Il numero 1 di “Rassegna” è finalmente pubblicato nel dicembre 1979 con 66 pagine in più rispetto al numero zero. La voce “Recinto” in copertina è stata sostituita e ridefinita da Recinti (e traslata a p. 7) quale “massimo livello di astrazione […] e posta in relazione con quella altrettanto astratta di territorio”. La nuova copertina conserva l’idea della sua indipendenza fisica introdotta nel numero zero – gli ampi risguardi sono le guide in cui si inserisce il fascicolo rilegato – ma il foglio è ora in carta vergata avorio anziché semi-patinata nera. Occupano quasi per intero i piatti della copertina e della quarta due piante paradigmatiche tratteda quell’infinito museo immaginario descritto nel Parallèle (Durand 1800): due ricostruzioni ideali in termini di genere, quindi moderne del Temple de Salomon – rispettivamente selon Vilalpande e selon le Roi – riprodotte nella sinottica Planche 6, entrambe formate da recinti successivi, disposti secondo una logica esatta, centripeta e assertiva. Tracciate col segno privo di incognite che caratterizza i trattati durandiani, le piante esemplificative del Tempio di Salomone sono “materiali” che Gregotti e Cerri traggono dallo stesso territorio che alimenta i fondamenti teorici della Tendenza per opporvi il controesempio per eccellenza: pianta contro facciata, ‘codice universale e uniformatore’ della rappresentazione contro l’Architecture Parlante (Rossi 1967) degli architetti rivoluzionari che attraversano la Modernità “Von Ledoux bis Le Corbusier” (Kaufmann 1933). Questi due recinti programmaticamente desacralizzati mediante la loro riduzione a tipi trascrittivi di grandezze e quantità, appaiono perentori, tipologicamente incorruttibili, geometricamente indeformabili. Essi superano il problema della rappresentazione essendo investiti del ruolo di portatori di una riflessione orientata e sintetica che si esprime nella sua unità epistemica, garantita dal linguaggio che codifica la dimensione dell’estetica razionale attraverso l’esemplarità della pianta.

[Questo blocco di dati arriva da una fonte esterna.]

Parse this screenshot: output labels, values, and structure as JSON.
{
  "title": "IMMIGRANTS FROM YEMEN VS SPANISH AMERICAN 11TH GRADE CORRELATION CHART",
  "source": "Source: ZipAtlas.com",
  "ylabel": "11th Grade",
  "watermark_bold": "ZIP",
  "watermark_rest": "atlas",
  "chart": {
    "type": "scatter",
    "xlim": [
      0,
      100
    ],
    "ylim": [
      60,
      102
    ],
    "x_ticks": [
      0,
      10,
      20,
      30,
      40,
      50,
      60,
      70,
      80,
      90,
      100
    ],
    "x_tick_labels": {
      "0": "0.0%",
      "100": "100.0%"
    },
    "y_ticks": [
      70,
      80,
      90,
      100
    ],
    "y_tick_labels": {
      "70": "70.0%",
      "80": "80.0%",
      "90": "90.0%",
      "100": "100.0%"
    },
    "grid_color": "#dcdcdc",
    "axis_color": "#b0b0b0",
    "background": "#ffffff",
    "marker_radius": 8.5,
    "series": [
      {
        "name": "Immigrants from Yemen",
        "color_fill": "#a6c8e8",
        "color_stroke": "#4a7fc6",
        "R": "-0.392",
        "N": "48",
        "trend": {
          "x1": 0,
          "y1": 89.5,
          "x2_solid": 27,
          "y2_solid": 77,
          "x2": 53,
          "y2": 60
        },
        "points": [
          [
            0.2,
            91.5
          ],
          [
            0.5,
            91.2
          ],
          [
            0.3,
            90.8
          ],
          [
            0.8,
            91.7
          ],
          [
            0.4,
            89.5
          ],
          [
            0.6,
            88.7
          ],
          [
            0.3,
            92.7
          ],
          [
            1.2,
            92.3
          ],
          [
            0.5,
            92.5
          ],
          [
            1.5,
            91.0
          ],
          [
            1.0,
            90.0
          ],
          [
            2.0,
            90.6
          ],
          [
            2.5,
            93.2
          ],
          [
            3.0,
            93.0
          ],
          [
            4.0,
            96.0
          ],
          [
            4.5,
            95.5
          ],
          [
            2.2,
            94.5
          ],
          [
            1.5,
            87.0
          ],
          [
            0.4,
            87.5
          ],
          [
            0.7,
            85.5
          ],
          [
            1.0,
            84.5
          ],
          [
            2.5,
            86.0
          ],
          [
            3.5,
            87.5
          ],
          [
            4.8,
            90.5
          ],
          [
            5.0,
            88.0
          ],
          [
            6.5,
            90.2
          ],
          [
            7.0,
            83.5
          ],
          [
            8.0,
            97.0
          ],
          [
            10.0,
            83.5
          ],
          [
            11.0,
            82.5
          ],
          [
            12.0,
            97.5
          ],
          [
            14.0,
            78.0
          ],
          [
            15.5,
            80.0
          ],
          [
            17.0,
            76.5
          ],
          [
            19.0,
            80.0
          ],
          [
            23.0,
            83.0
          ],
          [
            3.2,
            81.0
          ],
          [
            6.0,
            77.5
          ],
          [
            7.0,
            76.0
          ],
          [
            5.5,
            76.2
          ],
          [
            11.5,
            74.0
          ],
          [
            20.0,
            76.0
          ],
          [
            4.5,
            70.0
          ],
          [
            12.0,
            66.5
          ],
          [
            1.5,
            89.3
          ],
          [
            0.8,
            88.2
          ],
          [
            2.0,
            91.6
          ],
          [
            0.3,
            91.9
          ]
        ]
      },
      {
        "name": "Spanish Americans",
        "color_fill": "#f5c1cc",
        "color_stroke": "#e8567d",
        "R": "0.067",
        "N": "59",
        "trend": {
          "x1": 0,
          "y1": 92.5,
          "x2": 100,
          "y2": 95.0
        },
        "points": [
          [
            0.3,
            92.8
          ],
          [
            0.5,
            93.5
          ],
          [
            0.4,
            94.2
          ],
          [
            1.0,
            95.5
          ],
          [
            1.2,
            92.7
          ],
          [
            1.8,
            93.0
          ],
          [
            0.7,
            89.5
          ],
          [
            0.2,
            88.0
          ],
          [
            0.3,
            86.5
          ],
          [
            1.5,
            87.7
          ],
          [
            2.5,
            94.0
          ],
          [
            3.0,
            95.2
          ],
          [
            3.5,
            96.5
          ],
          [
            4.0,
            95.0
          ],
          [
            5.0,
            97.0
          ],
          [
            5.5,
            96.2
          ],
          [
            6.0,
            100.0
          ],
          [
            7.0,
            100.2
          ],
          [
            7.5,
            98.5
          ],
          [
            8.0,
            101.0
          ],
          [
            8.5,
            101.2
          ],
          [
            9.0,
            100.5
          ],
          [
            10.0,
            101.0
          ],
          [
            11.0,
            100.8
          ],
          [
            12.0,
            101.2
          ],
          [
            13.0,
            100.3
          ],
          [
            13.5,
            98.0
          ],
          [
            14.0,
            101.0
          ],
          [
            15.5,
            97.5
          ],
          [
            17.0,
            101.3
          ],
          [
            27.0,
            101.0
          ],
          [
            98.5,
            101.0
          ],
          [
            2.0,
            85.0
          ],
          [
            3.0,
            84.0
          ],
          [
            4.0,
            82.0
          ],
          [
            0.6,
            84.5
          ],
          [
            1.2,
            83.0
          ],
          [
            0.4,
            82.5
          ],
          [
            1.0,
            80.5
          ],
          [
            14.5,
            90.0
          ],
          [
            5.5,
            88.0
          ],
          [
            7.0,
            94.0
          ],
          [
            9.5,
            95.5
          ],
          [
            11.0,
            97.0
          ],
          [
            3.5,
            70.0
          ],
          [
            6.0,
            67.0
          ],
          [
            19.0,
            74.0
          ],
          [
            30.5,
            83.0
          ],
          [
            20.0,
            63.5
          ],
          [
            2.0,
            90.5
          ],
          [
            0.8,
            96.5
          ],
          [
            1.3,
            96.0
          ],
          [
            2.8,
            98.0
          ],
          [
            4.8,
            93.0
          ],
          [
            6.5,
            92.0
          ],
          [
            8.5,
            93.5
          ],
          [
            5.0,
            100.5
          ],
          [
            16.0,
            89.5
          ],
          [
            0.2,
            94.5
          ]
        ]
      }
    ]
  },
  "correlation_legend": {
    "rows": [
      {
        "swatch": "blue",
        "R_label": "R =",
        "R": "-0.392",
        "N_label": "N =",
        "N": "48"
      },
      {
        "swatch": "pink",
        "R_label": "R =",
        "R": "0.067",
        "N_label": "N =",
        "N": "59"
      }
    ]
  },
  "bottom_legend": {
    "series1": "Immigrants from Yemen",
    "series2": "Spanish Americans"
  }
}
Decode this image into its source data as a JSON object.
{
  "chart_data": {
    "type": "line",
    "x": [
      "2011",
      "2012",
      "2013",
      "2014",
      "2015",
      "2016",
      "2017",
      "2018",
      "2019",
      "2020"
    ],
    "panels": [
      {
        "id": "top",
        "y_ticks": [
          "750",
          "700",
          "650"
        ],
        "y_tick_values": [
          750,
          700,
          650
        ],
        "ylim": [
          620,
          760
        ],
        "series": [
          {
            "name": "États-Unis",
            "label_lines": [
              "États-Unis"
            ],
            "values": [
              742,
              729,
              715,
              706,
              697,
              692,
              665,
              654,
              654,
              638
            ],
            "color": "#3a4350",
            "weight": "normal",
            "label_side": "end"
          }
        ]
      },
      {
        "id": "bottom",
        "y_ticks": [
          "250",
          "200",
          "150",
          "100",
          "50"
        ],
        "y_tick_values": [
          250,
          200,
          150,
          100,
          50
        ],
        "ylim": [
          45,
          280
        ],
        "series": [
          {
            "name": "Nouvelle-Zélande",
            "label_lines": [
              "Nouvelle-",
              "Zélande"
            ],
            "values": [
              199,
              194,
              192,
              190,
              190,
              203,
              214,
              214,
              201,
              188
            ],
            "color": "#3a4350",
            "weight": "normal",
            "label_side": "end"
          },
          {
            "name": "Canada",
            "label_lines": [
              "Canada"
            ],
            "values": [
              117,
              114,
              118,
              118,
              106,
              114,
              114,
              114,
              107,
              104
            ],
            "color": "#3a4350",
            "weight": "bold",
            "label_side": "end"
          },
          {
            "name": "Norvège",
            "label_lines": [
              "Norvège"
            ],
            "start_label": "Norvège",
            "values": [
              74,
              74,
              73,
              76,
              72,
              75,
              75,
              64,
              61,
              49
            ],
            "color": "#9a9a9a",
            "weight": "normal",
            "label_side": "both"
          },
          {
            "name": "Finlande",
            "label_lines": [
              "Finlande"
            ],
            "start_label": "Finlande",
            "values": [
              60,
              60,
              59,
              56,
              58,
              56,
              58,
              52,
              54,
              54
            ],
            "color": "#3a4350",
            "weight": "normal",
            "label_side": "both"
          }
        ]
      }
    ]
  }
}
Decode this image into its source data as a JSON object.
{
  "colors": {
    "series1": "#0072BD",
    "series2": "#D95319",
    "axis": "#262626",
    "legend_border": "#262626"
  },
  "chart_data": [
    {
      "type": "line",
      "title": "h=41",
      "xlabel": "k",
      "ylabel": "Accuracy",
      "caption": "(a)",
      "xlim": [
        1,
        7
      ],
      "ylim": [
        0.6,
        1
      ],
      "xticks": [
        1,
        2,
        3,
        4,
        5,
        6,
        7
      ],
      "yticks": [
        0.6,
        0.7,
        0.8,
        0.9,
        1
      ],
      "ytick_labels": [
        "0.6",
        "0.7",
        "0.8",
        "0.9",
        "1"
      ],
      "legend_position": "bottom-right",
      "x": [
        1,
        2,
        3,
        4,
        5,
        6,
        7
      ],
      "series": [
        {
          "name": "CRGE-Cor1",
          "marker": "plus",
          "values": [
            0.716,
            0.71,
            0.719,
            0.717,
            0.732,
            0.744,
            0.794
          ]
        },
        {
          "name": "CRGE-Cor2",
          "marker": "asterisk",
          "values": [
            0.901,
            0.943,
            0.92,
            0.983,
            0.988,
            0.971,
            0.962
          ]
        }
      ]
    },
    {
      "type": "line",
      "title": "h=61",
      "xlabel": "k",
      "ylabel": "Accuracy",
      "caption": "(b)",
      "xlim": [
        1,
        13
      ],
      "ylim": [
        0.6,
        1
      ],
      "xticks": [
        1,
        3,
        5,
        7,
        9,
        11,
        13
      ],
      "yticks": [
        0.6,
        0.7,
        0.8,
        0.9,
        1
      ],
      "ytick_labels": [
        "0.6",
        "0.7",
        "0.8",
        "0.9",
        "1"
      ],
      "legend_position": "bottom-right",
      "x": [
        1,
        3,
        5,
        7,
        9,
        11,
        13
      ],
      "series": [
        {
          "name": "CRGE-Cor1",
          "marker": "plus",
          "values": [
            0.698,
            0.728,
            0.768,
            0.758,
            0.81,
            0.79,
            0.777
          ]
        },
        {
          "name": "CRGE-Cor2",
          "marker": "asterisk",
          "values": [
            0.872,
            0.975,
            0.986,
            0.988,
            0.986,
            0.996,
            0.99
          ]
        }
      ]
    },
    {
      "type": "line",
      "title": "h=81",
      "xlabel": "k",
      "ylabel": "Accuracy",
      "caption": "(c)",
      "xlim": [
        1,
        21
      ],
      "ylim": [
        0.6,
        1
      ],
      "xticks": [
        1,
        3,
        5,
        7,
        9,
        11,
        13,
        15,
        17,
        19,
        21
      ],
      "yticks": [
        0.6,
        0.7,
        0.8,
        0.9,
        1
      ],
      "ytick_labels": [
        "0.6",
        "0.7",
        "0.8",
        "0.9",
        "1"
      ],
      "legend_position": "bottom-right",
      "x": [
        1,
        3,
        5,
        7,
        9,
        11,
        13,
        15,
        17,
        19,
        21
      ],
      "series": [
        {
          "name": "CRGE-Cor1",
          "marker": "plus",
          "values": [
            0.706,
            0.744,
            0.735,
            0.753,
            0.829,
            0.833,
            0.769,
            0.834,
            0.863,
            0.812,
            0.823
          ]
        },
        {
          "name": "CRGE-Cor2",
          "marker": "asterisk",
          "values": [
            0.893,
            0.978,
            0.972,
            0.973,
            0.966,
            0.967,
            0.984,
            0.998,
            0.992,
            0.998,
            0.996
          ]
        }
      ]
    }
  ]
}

Astratte dalla tavola d’origine e riposizionate nella copertina di “Rassegna” queste piante hanno conquistato l’autonomia di fuori scala, essendo ora ipostatizzate in una sorta di iperuranio apparentemente perfetto, senza tempo. Quella pubblicata in quarta ha acquisito la libertà di apparire la rappresentazione centrifuga o addirittura l’esploso del recinto di copertina, quasi a suggerire il compimento della trasfigurazione del tema del monumento mediante il suo spostamento sul piano di una sua lucida e radicale rielaborazione critica.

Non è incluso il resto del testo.